The neuroscience of aging is the study of the changes in the nervous system that occur with ageing. Aging is associated with many changes in the central nervous system, such as mild atrophy of the cortex that is considered non-pathological. Aging is also associated with many neurological and neurodegenerative disease such as amyotrophic lateral sclerosis, dementia, mild cognitive impairment, parkinson's disease, and Creutzfeldt–Jakob disease.
Neurogenesis occurs very little in adults, only occurring in the hypothalamus and striatum to a small extent in a process called adult neurogenesis. The volume of the brain actually decrease roughly 5% per decade after forty. It is currently uncles what the drivers of the change in volume is, however cell death, decreased cell volume, and changes in synaptic structure are all culprits. The changes in brain volume is heterogenous across regions with prefrontal cortex receiving the most significant reduction in volume followed in order by the striatum, the temporal lobe, cerebellar vermis, cerebellar hemispheres, and the hippocampus. However, one review found that the amygdala and ventromedial prefrontal cortex remained relatively free of atrophy, which is consistent with the finding of emotional stability occurring with non-pathological aging. Enlargement of the ventricles, sulci and fissures are also common in non-pathological aging.
Changes may also be associated with neuroplasticity, synaptic functionality and voltage gated calcium channels. Increased magnitude of hyperpolarization, possibly a result of dysfunctional calcium regulation, leads to decreased firing rate of neurons and decrease plasticity. This effect is particularly pronounced in the hippocampus of aged animals, and may be an important contributor to age associated memory deficits. The hyperpolarization of a neuron can be divided into three stages, the fast, medium and slow hyperpolarization. In aged neurons, the medium and slow hyperpolarization phases involving the opening of calcium dependent potassium channels appears to be prolonged. The prolonging of this phase has been hypothesized to be a result of deregulated calcium and hypoactivity of cholinergic, dopaminergic, serotonergic and glutaminergic pathways.

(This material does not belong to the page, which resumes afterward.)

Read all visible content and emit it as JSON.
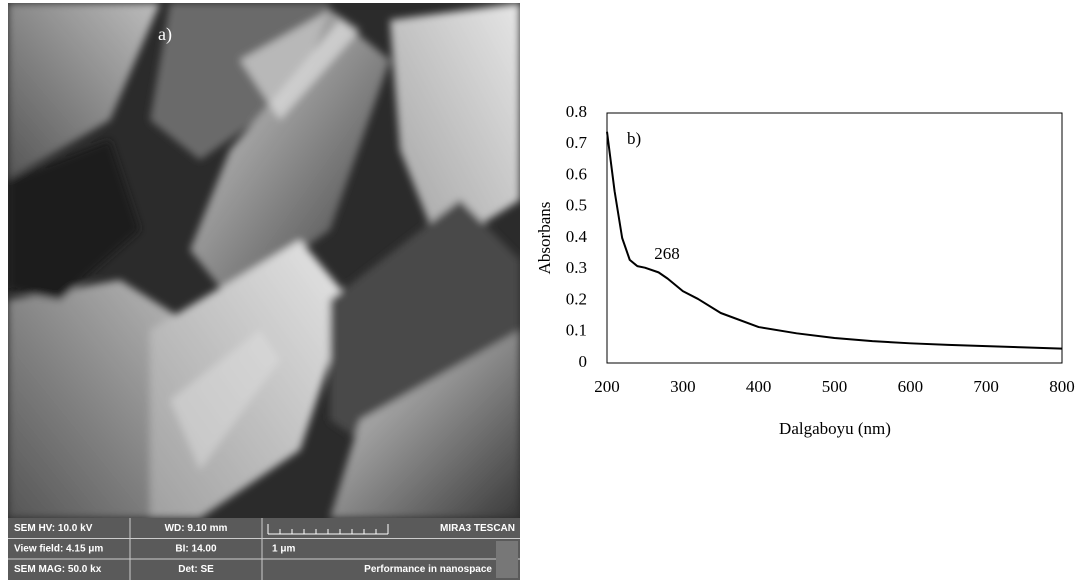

Episodic memory starts to decline gradually from middle age, while semantic memory increases all the way into early old age and declines thereafter. Older adults tend to engage their prefrontal cortex more often during working memory tasks, possibly to compensate with executive functions. Further impairments of cognitive function associated with aging include decrease in processing speed, and inability to focus. A model proposed to account for altered activation posits that decreased neural efficiency driven by amyloid plaques and decreased dopamine functionality lead to compensator activation Decreased processing of negative stimuli as opposed to positive stimuli appear in aging, become significant enough to detect even with autonomic nervous responses to emotionally charged stimuli. Aging is also associated with decreased plantar reflex and achilles reflex response. Nerve conductance also decreases during normal aging.

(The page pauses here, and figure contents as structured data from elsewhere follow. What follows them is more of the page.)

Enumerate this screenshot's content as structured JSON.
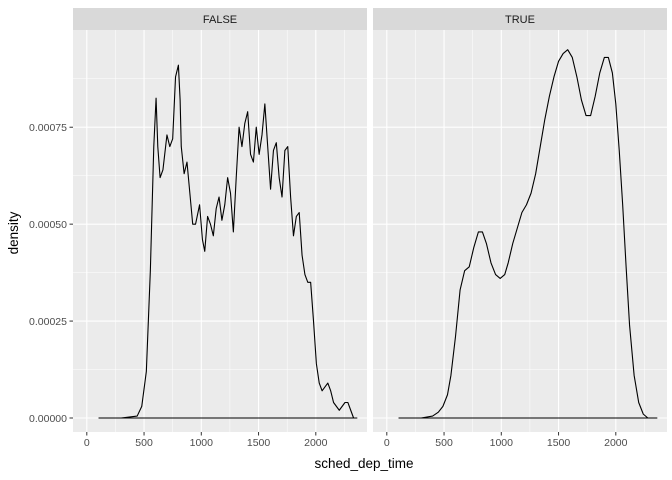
{
  "chart_data": {
    "type": "area",
    "geom": "density",
    "xlabel": "sched_dep_time",
    "ylabel": "density",
    "xlim": [
      0,
      2400
    ],
    "ylim": [
      0,
      0.00095
    ],
    "x_ticks": [
      0,
      500,
      1000,
      1500,
      2000
    ],
    "x_tick_labels": [
      "0",
      "500",
      "1000",
      "1500",
      "2000"
    ],
    "y_ticks": [
      0,
      0.00025,
      0.0005,
      0.00075
    ],
    "y_tick_labels": [
      "0.00000",
      "0.00025",
      "0.00050",
      "0.00075"
    ],
    "grid": true,
    "colors": {
      "panel_bg": "#EBEBEB",
      "strip_bg": "#D9D9D9",
      "grid_major": "#FFFFFF",
      "line": "#000000"
    },
    "panels": [
      {
        "strip_label": "FALSE",
        "x": [
          106,
          300,
          440,
          480,
          520,
          555,
          585,
          605,
          620,
          640,
          665,
          700,
          725,
          750,
          775,
          800,
          815,
          825,
          850,
          875,
          900,
          925,
          950,
          985,
          1010,
          1030,
          1055,
          1080,
          1105,
          1130,
          1155,
          1180,
          1205,
          1230,
          1255,
          1280,
          1305,
          1330,
          1355,
          1380,
          1405,
          1430,
          1455,
          1480,
          1505,
          1530,
          1555,
          1580,
          1605,
          1630,
          1655,
          1680,
          1705,
          1730,
          1755,
          1780,
          1805,
          1830,
          1855,
          1880,
          1905,
          1930,
          1955,
          1980,
          2005,
          2030,
          2055,
          2080,
          2105,
          2130,
          2155,
          2180,
          2205,
          2230,
          2255,
          2280,
          2305,
          2330,
          2350,
          2355,
          2359
        ],
        "y": [
          0,
          0,
          5e-06,
          3e-05,
          0.00012,
          0.00038,
          0.0007,
          0.000825,
          0.0007,
          0.00062,
          0.00064,
          0.00073,
          0.0007,
          0.00072,
          0.00088,
          0.00091,
          0.00082,
          0.0007,
          0.00063,
          0.00066,
          0.00058,
          0.0005,
          0.0005,
          0.00055,
          0.00046,
          0.00043,
          0.00052,
          0.0005,
          0.00047,
          0.00054,
          0.00057,
          0.00051,
          0.00055,
          0.00062,
          0.00058,
          0.00048,
          0.00062,
          0.00075,
          0.0007,
          0.00076,
          0.00079,
          0.00068,
          0.00066,
          0.00075,
          0.00068,
          0.00073,
          0.00081,
          0.0007,
          0.00059,
          0.00069,
          0.00071,
          0.00062,
          0.00057,
          0.00069,
          0.0007,
          0.00057,
          0.00047,
          0.00052,
          0.00053,
          0.00042,
          0.00037,
          0.00035,
          0.00035,
          0.00025,
          0.00014,
          9e-05,
          7e-05,
          8e-05,
          9e-05,
          7e-05,
          4e-05,
          3e-05,
          2e-05,
          3e-05,
          4e-05,
          4e-05,
          2e-05,
          0,
          0,
          0,
          0
        ]
      },
      {
        "strip_label": "TRUE",
        "x": [
          106,
          300,
          400,
          450,
          490,
          530,
          560,
          600,
          640,
          680,
          720,
          760,
          800,
          835,
          870,
          910,
          950,
          990,
          1030,
          1060,
          1100,
          1140,
          1180,
          1220,
          1260,
          1300,
          1340,
          1380,
          1420,
          1460,
          1500,
          1540,
          1580,
          1620,
          1660,
          1700,
          1740,
          1780,
          1820,
          1860,
          1900,
          1935,
          1970,
          2000,
          2030,
          2060,
          2090,
          2120,
          2160,
          2200,
          2240,
          2280,
          2320,
          2355,
          2359
        ],
        "y": [
          0,
          0,
          5e-06,
          1.5e-05,
          3e-05,
          6e-05,
          0.00011,
          0.00021,
          0.00033,
          0.00038,
          0.00039,
          0.00044,
          0.00048,
          0.00048,
          0.00045,
          0.0004,
          0.00037,
          0.00036,
          0.00037,
          0.0004,
          0.00045,
          0.00049,
          0.00053,
          0.00055,
          0.00058,
          0.00063,
          0.0007,
          0.00077,
          0.00083,
          0.00088,
          0.00092,
          0.00094,
          0.00095,
          0.00093,
          0.00088,
          0.00082,
          0.00078,
          0.00078,
          0.00083,
          0.00089,
          0.00093,
          0.00093,
          0.00089,
          0.00081,
          0.00069,
          0.00055,
          0.00039,
          0.00024,
          0.00011,
          4e-05,
          1e-05,
          0,
          0,
          0,
          0
        ]
      }
    ]
  }
}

Roughly 20% of persons greater than 60 years of age have a neurological disorder, with episodic disorders being the most common followed by extrapyramidal movement disorders, and nerve disorders. Diseases commonly associated with old age include
The misfolding of proteins is a common component of the proposed pathophysiology of many diseases associated with aging, however there is insufficient evidence to prove this. For example, the tau hypothesis to Alzheimer's proposes that tau protein accumulation results in the breakdown neuron cytoskeletons leading to Alzheimer's. Another proposed mechanism for Alzheimer's is related to the accumulation of amyloid beta,. in a similar mechanism to the prion propagation of Creutzfeldt-Jakob disease. Similarly the protein alpha-synuclein is hypothesized to accumulate in Parkinson's and related diseases.

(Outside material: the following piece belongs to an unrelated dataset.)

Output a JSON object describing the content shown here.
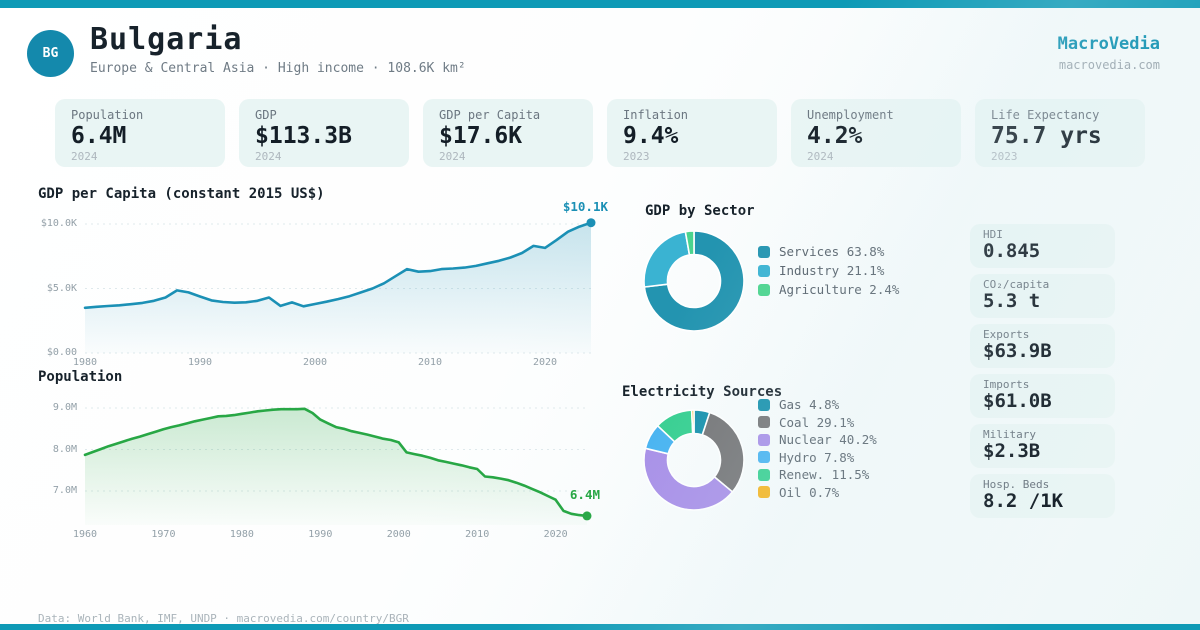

Treatment of an age related neurological disease varies from disease to disease. Modifiable risk factors for dementia include diabetes, hypertension, smoking, hyperhomocysteinemia, hypercholesterolemia, and obesity(which is usually associated with many other risk factors for dementia). Paradoxically, smoking confers protection against Parkinson's disease. Also conferring protective benefits to age related neurological disease in consumption of coffee or caffeine. Consumption of fruits, fish and vegetables confer protection against dementia, as does a mediterranean diet. Physical exercise significantly lowers the risk of cognitive decline in old age, and is an effective treatment for those with dementia and Parkinson's disease.